Hi,
So I’m experiencing an odd behavior of a snap package I’m maintaining. This package requires tcpdump and libpcap8.0, which is staged and shipped with the snap.
For a while I’ve been investigating why it works on my laptop (Ubuntu Desktop) and a RPi3 with Ubuntu Server, but not on my RPi4 with Ubuntu Core.
So Yesterday I re-installed a new version of Ubuntu Server and installed the snap. It worked as expected.
Then I realized that the packages tcpdump and libpcap8.0 is pre-installed on Ubuntu Server, through apt.
So I uninstalled them and did a reboot. Now the snap won’t work anymore.
It’s the Python program scapy
that uses the above packages. I have narrowed the problem down to the method find_library
within the ctypes.util
module. The documentation says that it will use
ctypes.util.find_library(name)
Try to find a library and return a pathname. name is the library name without any prefix like lib, suffix like .so, .dylib or version number (this is the form used for the posix linker option -l). If no library can be found, returns None.

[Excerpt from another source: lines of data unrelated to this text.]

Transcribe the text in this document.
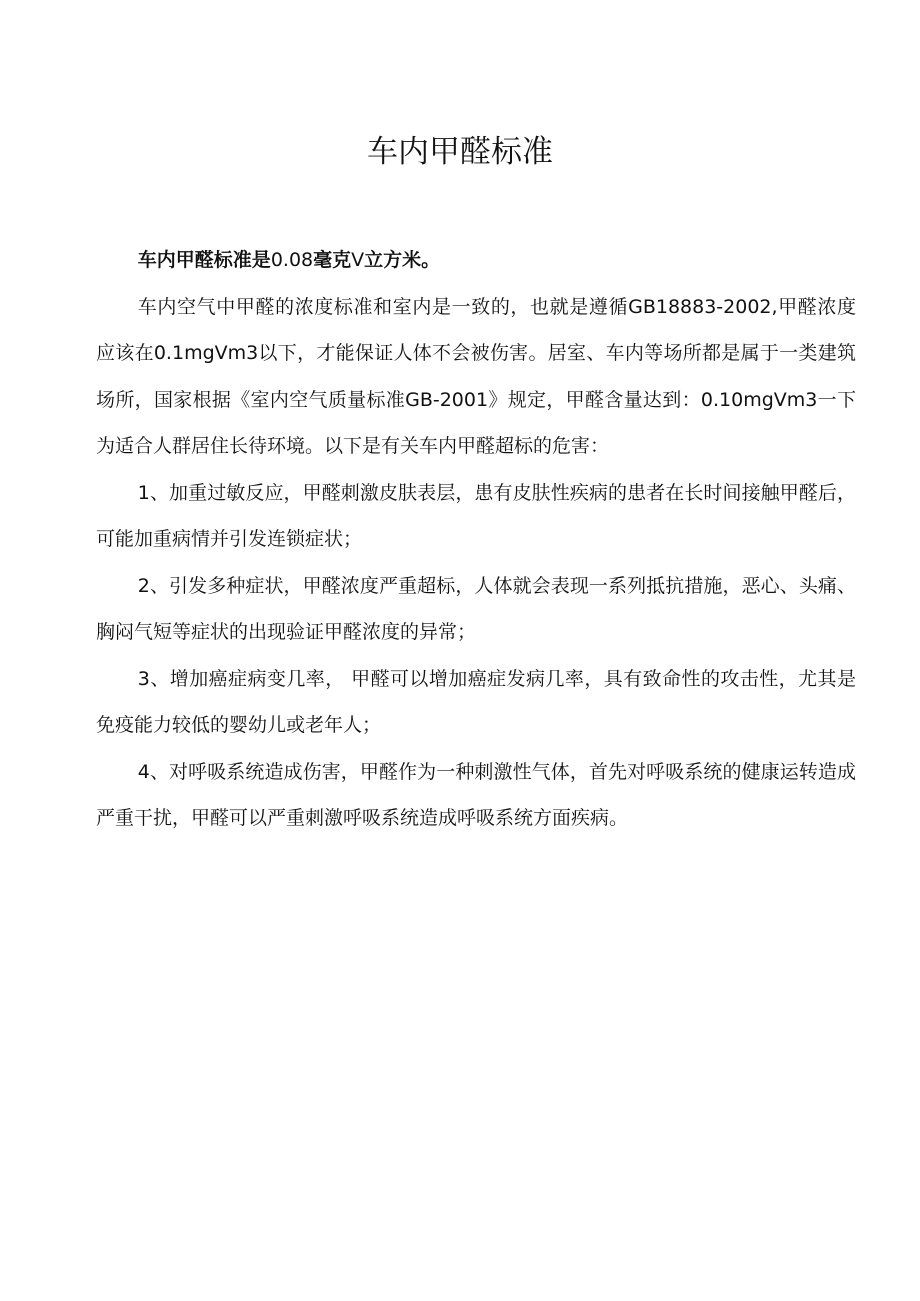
车内甲醛标准

车内甲醛标准是0.08毫克V立方米。

车内空气中甲醛的浓度标准和室内是一致的，也就是遵循GB18883-2002,甲醛浓度应该在0.1mgVm3以下，才能保证人体不会被伤害。居室、车内等场所都是属于一类建筑场所，国家根据《室内空气质量标准GB-2001》规定，甲醛含量达到：0.10mgVm3一下为适合人群居住长待环境。以下是有关车内甲醛超标的危害：

1、加重过敏反应，甲醛刺激皮肤表层，患有皮肤性疾病的患者在长时间接触甲醛后， 可能加重病情并引发连锁症状；

2、引发多种症状，甲醛浓度严重超标，人体就会表现一系列抵抗措施，恶心、头痛、胸闷气短等症状的出现验证甲醛浓度的异常；

3、增加癌症病变几率， 甲醛可以增加癌症发病几率，具有致命性的攻击性，尤其是免疫能力较低的婴幼儿或老年人；

4、对呼吸系统造成伤害，甲醛作为一种刺激性气体，首先对呼吸系统的健康运转造成严重干扰，甲醛可以严重刺激呼吸系统造成呼吸系统方面疾病。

The exact functionality is system dependent.
On Linux, find_library() tries to run external programs (/sbin/ldconfig, gcc, objdump and ld) to find the library file. It returns the filename of the library file.

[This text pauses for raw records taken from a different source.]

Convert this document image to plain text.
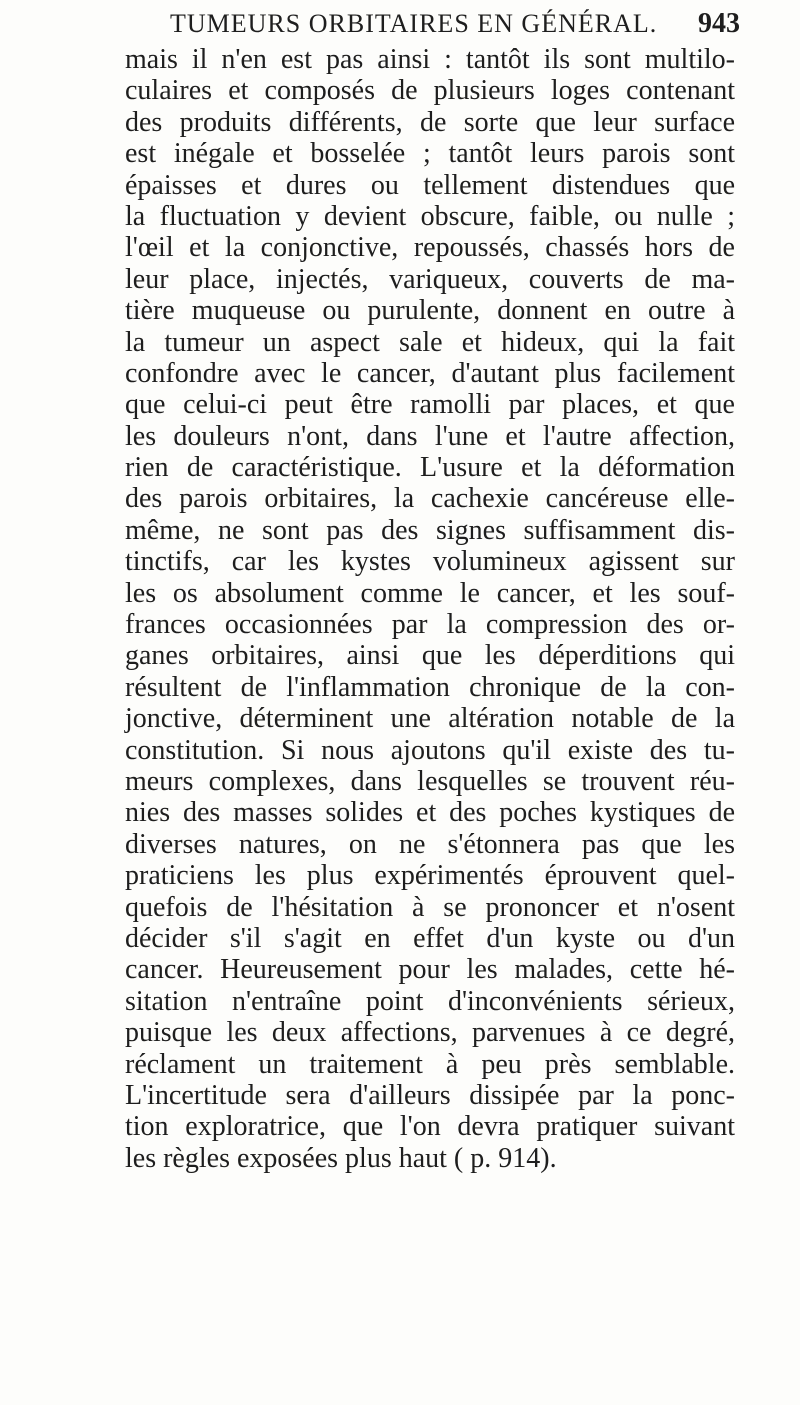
TUMEURS ORBITAIRES EN GÉNÉRAL. 943
mais il n'en est pas ainsi : tantôt ils sont multilo-
culaires et composés de plusieurs loges contenant
des produits différents, de sorte que leur surface
est inégale et bosselée ; tantôt leurs parois sont
épaisses et dures ou tellement distendues que
la fluctuation y devient obscure, faible, ou nulle ;
l'œil et la conjonctive, repoussés, chassés hors de
leur place, injectés, variqueux, couverts de ma-
tière muqueuse ou purulente, donnent en outre à
la tumeur un aspect sale et hideux, qui la fait
confondre avec le cancer, d'autant plus facilement
que celui-ci peut être ramolli par places, et que
les douleurs n'ont, dans l'une et l'autre affection,
rien de caractéristique. L'usure et la déformation
des parois orbitaires, la cachexie cancéreuse elle-
même, ne sont pas des signes suffisamment dis-
tinctifs, car les kystes volumineux agissent sur
les os absolument comme le cancer, et les souf-
frances occasionnées par la compression des or-
ganes orbitaires, ainsi que les déperditions qui
résultent de l'inflammation chronique de la con-
jonctive, déterminent une altération notable de la
constitution. Si nous ajoutons qu'il existe des tu-
meurs complexes, dans lesquelles se trouvent réu-
nies des masses solides et des poches kystiques de
diverses natures, on ne s'étonnera pas que les
praticiens les plus expérimentés éprouvent quel-
quefois de l'hésitation à se prononcer et n'osent
décider s'il s'agit en effet d'un kyste ou d'un
cancer. Heureusement pour les malades, cette hé-
sitation n'entraîne point d'inconvénients sérieux,
puisque les deux affections, parvenues à ce degré,
réclament un traitement à peu près semblable.
L'incertitude sera d'ailleurs dissipée par la ponc-
tion exploratrice, que l'on devra pratiquer suivant
les règles exposées plus haut ( p. 914).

Changed in version 3.6: On Linux, the value of the environment variable LD_LIBRARY_PATH is used when searching for libraries, if a library cannot be found by any other means.
I know that /usr/sbin/ldconfig
is available on the «main» system of Ubuntu, and also included in the core*
snap pacakges. It is not bundled with my snap.
However I don’t understand how ctypes.util
can gain access to this program and list system libraries? It shoudl be restricted access to the program ldconfig
, and fallback (from doc) to LD_LIBRARY_PATH, which is set correctly:
LD_LIBRARY_PATH:=/var/lib/snapd/lib/gl:/var/lib/snapd/lib/gl32:
/var/lib/snapd/void:/snap/<snap>/354/lib:/snap/<snap>/354/usr/lib:
/snap/<snap>/354/lib/aarch64-linux-gnu:
/snap/<snap>/354/usr/lib/aarch64-linux-gnu
But I guess it’s never used since ldconfig
is leaked into the snap package?
This is the PATH
:
PATH=/snap/<snap>/354/usr/sbin:/snap/<snap>/354/usr/bin:
/snap/<snap>/354/sbin:/snap/<snap>/354/bin:
/usr/local/sbin:/usr/local/bin:/usr/sbin:
/usr/bin:/sbin:/bin:/usr/games:
/usr/local/games
I could probably restrict this by doing a layout for /usr/sbin/
and every other path in the PATH
-variable that is not /snap/
. But shouldn’t it work like this by default, since the PATH
variable is set by default like this, and at least restrict access to files withing them?
Could also ship ldconfig
with the snap, but since ctypes.util
already have the information it needs in LD_LIBRARY_PATH
I figured it shouldn’t be unnecessary?